Le Grand Projet Grande Tortue Ahmeyine (GTA) produira, en plus du Gaz, du pétrole super raffiné – mais aussi des déchets solides et liquides industriels en plus des déchets urbains de la « ville-plateforme », érigée en pleine mer, qui sera habitée par les quelques milliers d’ouvriers permanents du projet – sans oublier les centaines de navires vraquiers et méthaniers qui viendront grossir le traffic des quelques 849 navires déjà abonnés aux ports du pays.
Et une fois ce stock de Gaz naturel épuisé, car bien évidemment, il n’est pas renouvelable, on doit penser à démanteler toutes ces infrastructures, à reboucher tous les puits, correctement, si bien sûr, nous avons eu la chance d’échapper aux accidents, aux fuites, aux erreurs, au laxisme, au bakchich, aux sabotages, aux coups d’états, aux orages, aux tsunamis, …

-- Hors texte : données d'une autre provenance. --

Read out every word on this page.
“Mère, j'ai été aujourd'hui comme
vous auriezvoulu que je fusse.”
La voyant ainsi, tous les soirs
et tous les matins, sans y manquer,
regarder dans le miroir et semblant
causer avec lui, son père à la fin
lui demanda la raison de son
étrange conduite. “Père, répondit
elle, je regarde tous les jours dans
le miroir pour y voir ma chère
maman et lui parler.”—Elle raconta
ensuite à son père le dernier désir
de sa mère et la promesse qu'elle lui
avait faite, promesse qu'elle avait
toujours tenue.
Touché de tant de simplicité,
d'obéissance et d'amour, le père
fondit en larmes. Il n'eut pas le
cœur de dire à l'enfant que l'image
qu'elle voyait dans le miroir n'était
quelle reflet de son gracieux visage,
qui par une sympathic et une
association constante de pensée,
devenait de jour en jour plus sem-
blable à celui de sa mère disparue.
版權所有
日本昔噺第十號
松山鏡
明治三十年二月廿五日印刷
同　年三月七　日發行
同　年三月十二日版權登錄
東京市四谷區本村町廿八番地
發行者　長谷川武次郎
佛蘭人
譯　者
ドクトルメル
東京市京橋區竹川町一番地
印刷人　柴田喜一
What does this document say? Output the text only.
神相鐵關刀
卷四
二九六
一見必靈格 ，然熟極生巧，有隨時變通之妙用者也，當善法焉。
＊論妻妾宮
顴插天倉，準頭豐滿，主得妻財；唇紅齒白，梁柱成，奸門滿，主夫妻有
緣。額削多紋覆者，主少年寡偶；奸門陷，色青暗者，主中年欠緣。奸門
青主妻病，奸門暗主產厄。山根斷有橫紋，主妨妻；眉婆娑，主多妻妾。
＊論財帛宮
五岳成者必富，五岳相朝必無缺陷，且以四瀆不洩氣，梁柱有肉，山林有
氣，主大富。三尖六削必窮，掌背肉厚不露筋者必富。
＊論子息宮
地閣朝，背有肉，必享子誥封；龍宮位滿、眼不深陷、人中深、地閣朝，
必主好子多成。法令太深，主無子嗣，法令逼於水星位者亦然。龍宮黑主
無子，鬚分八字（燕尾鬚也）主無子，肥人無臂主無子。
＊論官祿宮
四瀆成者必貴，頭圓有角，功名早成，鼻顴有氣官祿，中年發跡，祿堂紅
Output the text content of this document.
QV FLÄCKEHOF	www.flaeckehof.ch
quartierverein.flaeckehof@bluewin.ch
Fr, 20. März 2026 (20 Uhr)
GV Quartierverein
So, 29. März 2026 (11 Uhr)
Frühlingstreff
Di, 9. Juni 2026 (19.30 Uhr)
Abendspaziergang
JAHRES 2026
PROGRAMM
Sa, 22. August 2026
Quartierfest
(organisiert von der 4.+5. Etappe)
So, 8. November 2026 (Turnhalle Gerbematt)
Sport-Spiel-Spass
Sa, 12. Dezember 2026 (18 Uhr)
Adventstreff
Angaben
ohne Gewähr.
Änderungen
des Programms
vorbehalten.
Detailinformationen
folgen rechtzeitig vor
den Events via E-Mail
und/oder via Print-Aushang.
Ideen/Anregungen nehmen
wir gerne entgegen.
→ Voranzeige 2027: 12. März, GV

Madame la Ministre de l’Environnement et du Développement Durable,
Imaginez-vous l’empreinte carbone, physique, chimique, biologique, atmosphérique, écologique, sociale, économique …. de toute cette chaine de destruction massive des écosystèmes marins d’une exceptionnelle rareté – mise en oeuvre pour extraire ce Gaz – presque inoffensif et tellement nécessaire – qu’il nous faut absolument exploiter – (selon vos propos) – pour sortir la Mauritanie (avec moins de cinq millions d’habitants) de la grande misère pathologique qu’ils subissent à cause des Changements Climatiques ?
Vous affirmez aussi que la manne du gaz naturel servira à investir dans la production de l’hydrogène vert … un autre gaz qui est obtenu grâce à des procédés industriels extrêmement polluants, mais qui aspire à devenir vert, selon les experts, en convertissant l’électricité nécessaire pour son extraction, qui va passer de l’électricité produite par les énergies fossiles (pétrole et charbon) vers celles produites par l’éolien … un peu comme l’histoire de la petite bouteille de plastique ….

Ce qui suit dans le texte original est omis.